Since 1966 Charleston’s C O Federal Credit Union sought to meet the financial needs of folks in the local region. September 17 it closed permanently.
In January the National Credit Union Administration placed the credit union into conservatorship. Member deposits at C O Federal Credit Union remained protected by the National Credit Union Share Insurance Fund. The NCUA insured individual accounts up to $250,000 and a member’s interest in all joint accounts combined up to $250,000.
The NCUA placed C O Federal Credit Union into conservatorship because of unsafe and unsound practices at the credit union. Account holders September 17 received checks for the full amount of their deposits.
Osei Chandler, host and producer of Roots Musik Karamu radio program on National Public Radio, one of the longest running public radio programs in the country, has been a COFCU member for decades. Upon receiving his deposit check he said, “It’s the first time I got an unexpected check in the mail that I didn’t want. It was a big disappointment.”
In explanation Chandler offered, “It was like another death in the family. The credit union didn’t offer ATM service or direct deposit, but it was a Black bank. C’mon, y’all,” he exclaimed. “”I told my kids about it and opened an account for my granddaughter. I even told my mother about it,” said the native New Yorker who transplante to Charleston some 40 years ago.

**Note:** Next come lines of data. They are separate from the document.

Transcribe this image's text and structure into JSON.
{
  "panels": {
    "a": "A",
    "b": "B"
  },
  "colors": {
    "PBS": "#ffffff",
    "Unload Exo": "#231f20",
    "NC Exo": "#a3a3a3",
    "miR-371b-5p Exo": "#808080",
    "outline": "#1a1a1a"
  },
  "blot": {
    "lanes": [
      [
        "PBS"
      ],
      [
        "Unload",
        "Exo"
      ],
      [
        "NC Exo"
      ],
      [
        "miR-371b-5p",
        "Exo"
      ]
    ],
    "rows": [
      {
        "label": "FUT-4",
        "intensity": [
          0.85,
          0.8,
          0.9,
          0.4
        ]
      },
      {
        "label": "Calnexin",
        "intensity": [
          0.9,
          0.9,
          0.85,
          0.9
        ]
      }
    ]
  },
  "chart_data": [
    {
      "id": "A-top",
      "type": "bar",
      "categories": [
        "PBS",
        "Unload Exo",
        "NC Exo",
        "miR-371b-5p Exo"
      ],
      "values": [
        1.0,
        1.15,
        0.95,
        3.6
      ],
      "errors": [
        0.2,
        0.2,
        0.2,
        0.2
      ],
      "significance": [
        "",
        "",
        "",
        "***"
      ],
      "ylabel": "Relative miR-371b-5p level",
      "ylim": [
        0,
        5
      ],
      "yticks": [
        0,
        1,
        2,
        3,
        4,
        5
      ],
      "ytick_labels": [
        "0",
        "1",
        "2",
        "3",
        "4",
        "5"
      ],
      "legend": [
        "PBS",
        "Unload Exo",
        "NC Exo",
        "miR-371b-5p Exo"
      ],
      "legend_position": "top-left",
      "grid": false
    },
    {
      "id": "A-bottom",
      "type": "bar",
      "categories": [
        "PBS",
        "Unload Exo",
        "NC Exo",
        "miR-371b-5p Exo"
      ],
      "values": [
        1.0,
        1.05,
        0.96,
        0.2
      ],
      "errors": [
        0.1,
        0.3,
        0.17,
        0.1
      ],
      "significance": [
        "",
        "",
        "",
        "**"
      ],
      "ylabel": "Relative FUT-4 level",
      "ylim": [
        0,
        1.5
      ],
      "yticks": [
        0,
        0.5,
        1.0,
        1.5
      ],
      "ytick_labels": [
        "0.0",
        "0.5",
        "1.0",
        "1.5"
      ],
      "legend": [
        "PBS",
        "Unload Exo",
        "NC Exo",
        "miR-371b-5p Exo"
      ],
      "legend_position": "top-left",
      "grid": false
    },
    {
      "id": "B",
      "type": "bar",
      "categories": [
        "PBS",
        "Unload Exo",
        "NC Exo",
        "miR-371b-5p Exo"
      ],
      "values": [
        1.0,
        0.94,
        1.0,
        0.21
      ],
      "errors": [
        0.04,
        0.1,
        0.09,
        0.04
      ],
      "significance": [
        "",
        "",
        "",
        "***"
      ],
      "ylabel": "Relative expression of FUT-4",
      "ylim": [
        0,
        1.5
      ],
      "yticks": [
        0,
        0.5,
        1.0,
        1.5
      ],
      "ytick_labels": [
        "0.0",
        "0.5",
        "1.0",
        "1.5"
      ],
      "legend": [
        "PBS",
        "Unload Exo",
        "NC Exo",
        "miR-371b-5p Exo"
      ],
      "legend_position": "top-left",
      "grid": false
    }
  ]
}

“We’re just losing stuff,” Chandler lamented over the credit union’s demise as more resources within the Black community fall victim to a lack of support from within. Advocating for the credit union was like “Swimming against the tide,” Chandler equated, “but we gotta do it.”

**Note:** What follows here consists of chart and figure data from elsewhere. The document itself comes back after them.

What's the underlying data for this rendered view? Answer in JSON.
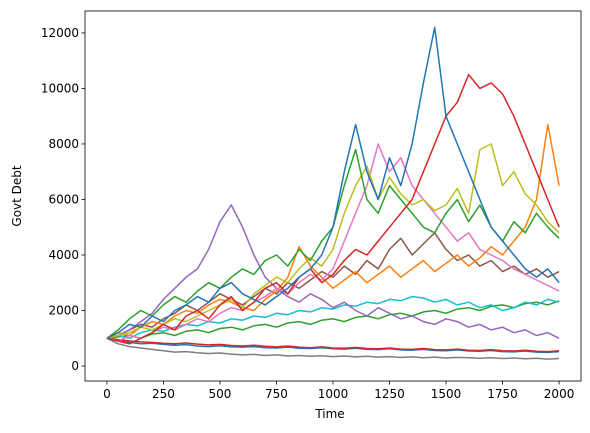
{
  "chart_data": {
    "type": "line",
    "x_label": "Time",
    "y_label": "Govt Debt",
    "x": [
      0,
      50,
      100,
      150,
      200,
      250,
      300,
      350,
      400,
      450,
      500,
      550,
      600,
      650,
      700,
      750,
      800,
      850,
      900,
      950,
      1000,
      1050,
      1100,
      1150,
      1200,
      1250,
      1300,
      1350,
      1400,
      1450,
      1500,
      1550,
      1600,
      1650,
      1700,
      1750,
      1800,
      1850,
      1900,
      1950,
      2000
    ],
    "xlim": [
      -97,
      2097
    ],
    "xticks": [
      0,
      250,
      500,
      750,
      1000,
      1250,
      1500,
      1750,
      2000
    ],
    "ylim": [
      -540,
      12790
    ],
    "yticks": [
      0,
      2000,
      4000,
      6000,
      8000,
      10000,
      12000
    ],
    "series": [
      {
        "color": "#7f7f7f",
        "values": [
          1000,
          800,
          700,
          650,
          600,
          550,
          500,
          520,
          480,
          450,
          470,
          430,
          400,
          420,
          380,
          400,
          360,
          380,
          350,
          370,
          340,
          360,
          330,
          350,
          320,
          340,
          310,
          330,
          300,
          320,
          290,
          310,
          300,
          280,
          300,
          270,
          290,
          260,
          280,
          250,
          270
        ]
      },
      {
        "color": "#1f77b4",
        "values": [
          1000,
          900,
          850,
          800,
          820,
          780,
          750,
          770,
          720,
          700,
          730,
          690,
          680,
          700,
          660,
          650,
          680,
          640,
          630,
          660,
          620,
          610,
          640,
          600,
          590,
          620,
          580,
          570,
          600,
          560,
          550,
          580,
          540,
          530,
          560,
          520,
          510,
          540,
          500,
          490,
          520
        ]
      },
      {
        "color": "#d62728",
        "values": [
          1000,
          950,
          900,
          870,
          850,
          820,
          800,
          830,
          790,
          760,
          780,
          740,
          720,
          750,
          710,
          690,
          720,
          680,
          660,
          690,
          650,
          640,
          670,
          630,
          620,
          650,
          610,
          600,
          630,
          590,
          580,
          610,
          570,
          560,
          590,
          550,
          540,
          570,
          530,
          520,
          550
        ]
      },
      {
        "color": "#2ca02c",
        "values": [
          1000,
          1050,
          1100,
          1000,
          1150,
          1200,
          1100,
          1250,
          1300,
          1200,
          1350,
          1400,
          1300,
          1450,
          1500,
          1400,
          1550,
          1600,
          1500,
          1650,
          1700,
          1600,
          1750,
          1800,
          1700,
          1850,
          1900,
          1800,
          1950,
          2000,
          1900,
          2050,
          2100,
          2000,
          2150,
          2200,
          2100,
          2250,
          2300,
          2200,
          2350
        ]
      },
      {
        "color": "#17becf",
        "values": [
          1000,
          1100,
          1000,
          1200,
          1300,
          1250,
          1400,
          1500,
          1450,
          1600,
          1550,
          1700,
          1650,
          1800,
          1750,
          1900,
          1850,
          2000,
          1950,
          2100,
          2050,
          2200,
          2150,
          2300,
          2250,
          2400,
          2350,
          2500,
          2450,
          2300,
          2400,
          2200,
          2300,
          2100,
          2200,
          2000,
          2100,
          2300,
          2200,
          2400,
          2300
        ]
      },
      {
        "color": "#8c564b",
        "values": [
          1000,
          1100,
          1300,
          1500,
          1400,
          1700,
          1900,
          2200,
          2000,
          2300,
          2600,
          2400,
          2200,
          2500,
          2800,
          2600,
          3000,
          2800,
          3100,
          3400,
          3200,
          3600,
          3300,
          3800,
          3500,
          4200,
          4600,
          4000,
          4400,
          4800,
          4200,
          3800,
          4000,
          3600,
          3800,
          3400,
          3600,
          3300,
          3500,
          3200,
          3400
        ]
      },
      {
        "color": "#9467bd",
        "values": [
          1000,
          1100,
          1300,
          1600,
          1900,
          2400,
          2800,
          3200,
          3500,
          4200,
          5200,
          5800,
          5000,
          4000,
          3200,
          2800,
          2500,
          2300,
          2600,
          2400,
          2100,
          2300,
          2000,
          1800,
          2100,
          1900,
          1700,
          1800,
          1600,
          1500,
          1700,
          1600,
          1400,
          1500,
          1300,
          1400,
          1200,
          1300,
          1100,
          1200,
          1000
        ]
      },
      {
        "color": "#ff7f0e",
        "values": [
          1000,
          1200,
          1100,
          1400,
          1600,
          1500,
          1800,
          2000,
          1900,
          2200,
          2400,
          2300,
          2100,
          2000,
          2400,
          2700,
          3200,
          4300,
          3600,
          3200,
          2800,
          3100,
          3400,
          3000,
          3300,
          3600,
          3200,
          3500,
          3800,
          3400,
          3700,
          4000,
          3600,
          3900,
          4300,
          4000,
          4500,
          5000,
          6000,
          8700,
          6500
        ]
      },
      {
        "color": "#e377c2",
        "values": [
          1000,
          900,
          1100,
          1000,
          1200,
          1400,
          1300,
          1500,
          1700,
          1600,
          1900,
          2100,
          2000,
          2300,
          2500,
          2800,
          2600,
          3000,
          3300,
          3100,
          3500,
          4500,
          5500,
          6500,
          8000,
          7000,
          7500,
          6500,
          6000,
          5500,
          5000,
          4500,
          4800,
          4200,
          4000,
          3800,
          3500,
          3300,
          3100,
          2900,
          2700
        ]
      },
      {
        "color": "#bcbd22",
        "values": [
          1000,
          1100,
          1200,
          1400,
          1300,
          1500,
          1700,
          1600,
          1800,
          2000,
          2200,
          2400,
          2100,
          2600,
          2900,
          3200,
          3000,
          3500,
          3900,
          3600,
          4200,
          5500,
          6500,
          7200,
          6000,
          6800,
          6200,
          5800,
          6000,
          5600,
          5800,
          6400,
          5500,
          7800,
          8000,
          6500,
          7000,
          6200,
          5800,
          5200,
          4800
        ]
      },
      {
        "color": "#2ca02c",
        "values": [
          1000,
          1300,
          1700,
          2000,
          1800,
          2200,
          2500,
          2300,
          2700,
          3000,
          2800,
          3200,
          3500,
          3300,
          3800,
          4000,
          3600,
          4200,
          3800,
          4500,
          5000,
          6500,
          7800,
          6000,
          5500,
          6500,
          6000,
          5500,
          5000,
          4800,
          5500,
          6000,
          5200,
          5800,
          5000,
          4500,
          5200,
          4800,
          5500,
          5000,
          4600
        ]
      },
      {
        "color": "#d62728",
        "values": [
          1000,
          900,
          800,
          1000,
          1200,
          1500,
          1300,
          1800,
          2000,
          1700,
          2200,
          2500,
          2000,
          2300,
          2800,
          3000,
          2600,
          3200,
          3500,
          3000,
          3300,
          3800,
          4200,
          4000,
          4500,
          5000,
          5500,
          6000,
          7000,
          8000,
          9000,
          9500,
          10500,
          10000,
          10200,
          9800,
          9000,
          8000,
          7000,
          6000,
          5000
        ]
      },
      {
        "color": "#1f77b4",
        "values": [
          1000,
          1200,
          1500,
          1400,
          1800,
          1600,
          2000,
          2200,
          2500,
          2300,
          2800,
          3000,
          2600,
          2400,
          2200,
          2500,
          2800,
          3200,
          3500,
          4000,
          5000,
          7000,
          8700,
          7000,
          6000,
          7500,
          6500,
          8000,
          10200,
          12200,
          9000,
          8000,
          7000,
          6000,
          5000,
          4500,
          4000,
          3500,
          3200,
          3500,
          3000
        ]
      }
    ]
  }
}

However, the Black comunity never fully embraced the credit union. In 2018 President and CEO Perrin Middleton who joined the credit union earlier that year said the credit union had partnered with Ebenezer AME Church. Ebenezer in downtown Charleston long has been among the more progressive and economically proactive church congregations locally. In addition to Ebenezer, C.O. Federal Credit Union has been fully engaged in financial collaborations with Royal Missionary Baptist Church in North Charleston, Middleton said, but discussions with others soon would begin.
For a variety of reasons – ranging from “I didn’t know it existed” to “Only a fool would put their money in an institution that didn’t have sound financial practices” – the credit union never received financial support from the Black community that it gave other financial institutions.
COFCU was founded by Esau Jenkins (July 3, 1910 – October 30, 1972) and a small group of visionaries in 1966. It was founded to provide low-income residents of Johns Island and the Charleston community with broader access to financial products and services denied to them by larger financial institutions.
Since then the COFCU membership grew to include the entire Charleston region. It was one of only two designated low-income credit unions in South Carolina. This designation is designed to help the credit union serve members recognized as having challenges to accessing mainstream financial products and services– which was Jenkins’ goal.
Since its inception the credit union made over $10,000,000.00 available to its members in the form of loans for home repairs, automobile purchases, and members’ personal use and projects.